Asrımızda psikolojik ve ruhsal olarak iyileşme yaratan birçok teknikten biridir; fakat duygusal çözümleme açısından önemli bir yer tutar çünkü EFT, insanların mutlu olmalarına engel olan ve bilinçaltında baskılanmış halde duran duygulardan kurtularak yaşamlarında hedeflerine ve hayallerine ulaşmalarına büyük bir destekçidir.
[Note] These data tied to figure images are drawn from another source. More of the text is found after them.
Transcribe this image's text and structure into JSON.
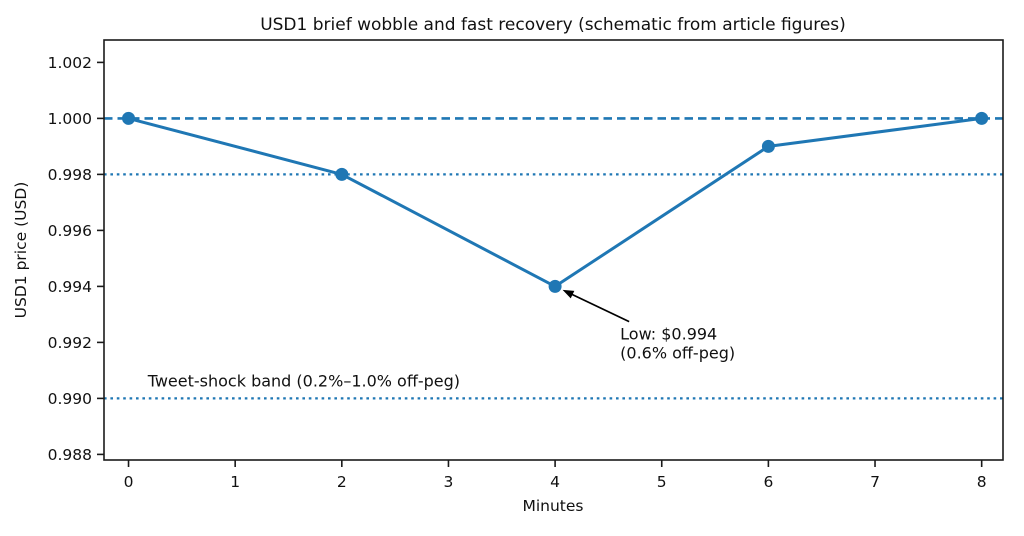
{
  "chart_data": {
    "type": "line",
    "title": "USD1 brief wobble and fast recovery (schematic from article figures)",
    "xlabel": "Minutes",
    "ylabel": "USD1 price (USD)",
    "x": [
      0,
      2,
      4,
      6,
      8
    ],
    "y": [
      1.0,
      0.998,
      0.994,
      0.999,
      1.0
    ],
    "series_name": "USD1 price",
    "series_color": "#1f77b4",
    "marker": "circle",
    "grid": false,
    "legend": "none",
    "xlim": [
      -0.23,
      8.2
    ],
    "ylim": [
      0.9878,
      1.0028
    ],
    "xticks": [
      0,
      1,
      2,
      3,
      4,
      5,
      6,
      7,
      8
    ],
    "xtick_labels": [
      "0",
      "1",
      "2",
      "3",
      "4",
      "5",
      "6",
      "7",
      "8"
    ],
    "yticks": [
      0.988,
      0.99,
      0.992,
      0.994,
      0.996,
      0.998,
      1.0,
      1.002
    ],
    "ytick_labels": [
      "0.988",
      "0.990",
      "0.992",
      "0.994",
      "0.996",
      "0.998",
      "1.000",
      "1.002"
    ],
    "reference_lines": [
      {
        "y": 1.0,
        "style": "dashed",
        "color": "#1f77b4",
        "name": "peg-line"
      },
      {
        "y": 0.998,
        "style": "dotted",
        "color": "#1f77b4",
        "name": "band-upper-line"
      },
      {
        "y": 0.99,
        "style": "dotted",
        "color": "#1f77b4",
        "name": "band-lower-line"
      }
    ],
    "band_label": {
      "text": "Tweet-shock band (0.2%–1.0% off-peg)",
      "xy": [
        0.18,
        0.9906
      ]
    },
    "annotation": {
      "lines": [
        "Low: $0.994",
        "(0.6% off-peg)"
      ],
      "text_xy": [
        4.61,
        0.9921
      ],
      "point_xy": [
        4,
        0.994
      ],
      "arrow_color": "#000000"
    },
    "axis_color": "#1a1a1a"
  }
}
Problem yaratan duygulardan gerçek anlamda kurtulmayı sağlayan, uygulanması hızlı, kolay ve pratik olan bir tekniktir.

Sporda gelişmiş ve seviyesi yükselmiş bir performansın arkasında anksiyetenin iyileştirilmesi gerçeği, bizi bu teknik hakkında sizi detaylı bilgilendirme amacına yöneltti. İstedik ki, EFT çalışmalarının değiştirip dönüştürücü gücünden tüm spor camiası olarak faydalanın.
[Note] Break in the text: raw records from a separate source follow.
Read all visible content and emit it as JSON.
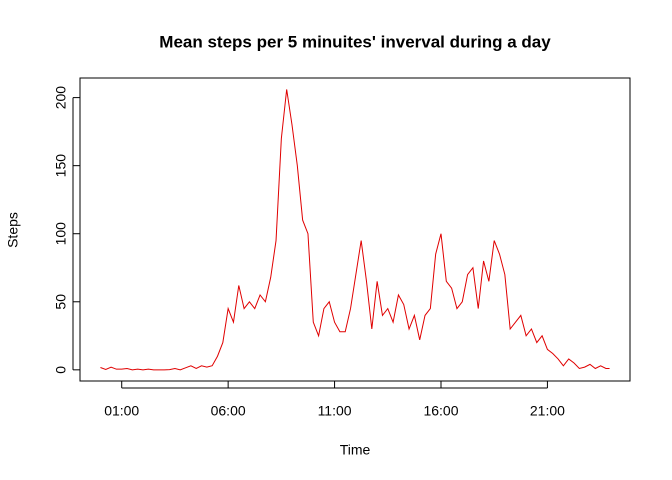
{
  "chart_data": {
    "type": "line",
    "title": "Mean steps per 5 minuites' inverval during a day",
    "x_label": "Time",
    "y_label": "Steps",
    "x": [
      0,
      0.25,
      0.5,
      0.75,
      1,
      1.25,
      1.5,
      1.75,
      2,
      2.25,
      2.5,
      2.75,
      3,
      3.25,
      3.5,
      3.75,
      4,
      4.25,
      4.5,
      4.75,
      5,
      5.25,
      5.5,
      5.75,
      6,
      6.25,
      6.5,
      6.75,
      7,
      7.25,
      7.5,
      7.75,
      8,
      8.25,
      8.5,
      8.75,
      9,
      9.25,
      9.5,
      9.75,
      10,
      10.25,
      10.5,
      10.75,
      11,
      11.25,
      11.5,
      11.75,
      12,
      12.25,
      12.5,
      12.75,
      13,
      13.25,
      13.5,
      13.75,
      14,
      14.25,
      14.5,
      14.75,
      15,
      15.25,
      15.5,
      15.75,
      16,
      16.25,
      16.5,
      16.75,
      17,
      17.25,
      17.5,
      17.75,
      18,
      18.25,
      18.5,
      18.75,
      19,
      19.25,
      19.5,
      19.75,
      20,
      20.25,
      20.5,
      20.75,
      21,
      21.25,
      21.5,
      21.75,
      22,
      22.25,
      22.5,
      22.75,
      23,
      23.25,
      23.5,
      23.75,
      23.92
    ],
    "series": [
      {
        "name": "Steps",
        "color": "#e00000",
        "values": [
          1.7,
          0.3,
          2,
          0.5,
          0.5,
          1,
          0,
          0.5,
          0,
          0.5,
          0,
          0,
          0,
          0.2,
          1,
          0,
          1.5,
          3,
          1,
          3,
          2,
          3,
          10,
          20,
          45,
          35,
          62,
          45,
          50,
          45,
          55,
          50,
          68,
          95,
          170,
          206,
          180,
          150,
          110,
          100,
          35,
          25,
          45,
          50,
          35,
          28,
          28,
          45,
          70,
          95,
          65,
          30,
          65,
          40,
          45,
          35,
          55,
          48,
          30,
          40,
          22,
          40,
          45,
          85,
          100,
          65,
          60,
          45,
          50,
          70,
          75,
          45,
          80,
          65,
          95,
          85,
          70,
          30,
          35,
          40,
          25,
          30,
          20,
          25,
          15,
          12,
          8,
          3,
          8,
          5,
          1,
          2,
          4,
          1,
          3,
          1,
          1
        ]
      }
    ],
    "xlim": [
      -0.96,
      24.88
    ],
    "xticks": [
      {
        "value": 1,
        "label": "01:00"
      },
      {
        "value": 6,
        "label": "06:00"
      },
      {
        "value": 11,
        "label": "11:00"
      },
      {
        "value": 16,
        "label": "16:00"
      },
      {
        "value": 21,
        "label": "21:00"
      }
    ],
    "ylim": [
      -8.2,
      214.4
    ],
    "yticks": [
      0,
      50,
      100,
      150,
      200
    ]
  }
}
Spor dünyasının aktörlerine yeni bir içgörü kazandırmayı öngören bu kitabın hedef kitlesi; okullarda, sahalarda, salonlarda ter döken profesyonel sporcular ile onların performanslarını üst düzeye çıkarmaya çalışan teknik heyetler ve onları yöneten idari birimler olacaktır.

Kitabımız 4 bölümden oluşmaktadır. İlk bölümünde; stresi tanımanıza ve bedeninizde olanları anlamanıza yarayan bilgileri, ikinci bölümde; genç sporcu çocuklar ile profesyonel sporcuların karşılaştıkları yoğun stres yaratan ortamlarını, üçüncü bölümde; stres seviyenizin azalmasına ve stres seviyenizi kontrol altında tutabilmenize destek olacak bazı yolları, son bölümde ise kısa süreli çözümler yerine, uzun süren yapıcı-değişim dönüşüm yaratıcı-stres seviyesini dengede tutucu, teknikler ve yöntemler sunulmaktadır.

Sonuç olarak bu kitap, yoğun stres altında olduğunu anlamayanlara bedensel farkındalık kazandırmaya, doğru ve kaliteli nefes almayı verilen tekniklerle öğrenerek fiziksel-zihinsel-duygusal farkındalığı artırmaya, bazı nefes egzersizleri ile stres seviyenizi yükselten olumsuz duygulardan kısa zamanda kurtulmaya, EFT (duygusal/zihinsel özgürlük) tekniğini öğrenerek, başarınızı gölgeleyen ve üst seviyede bir performans sergilemenizin önündeki travmalarınız dahil zihinsel/ fiziksel ve ruhsal blokajlardan kurtulmanıza destek olacaktır.

Bu kitap, sadece yoğun stres altında oyun sergileyen sporcular ve onları hazırlayanlar için değil, aynı zamanda stres seviyesini kontrol altına alamayan diğer herkes için de yararlı olacak bir kaynak niteliğindedir.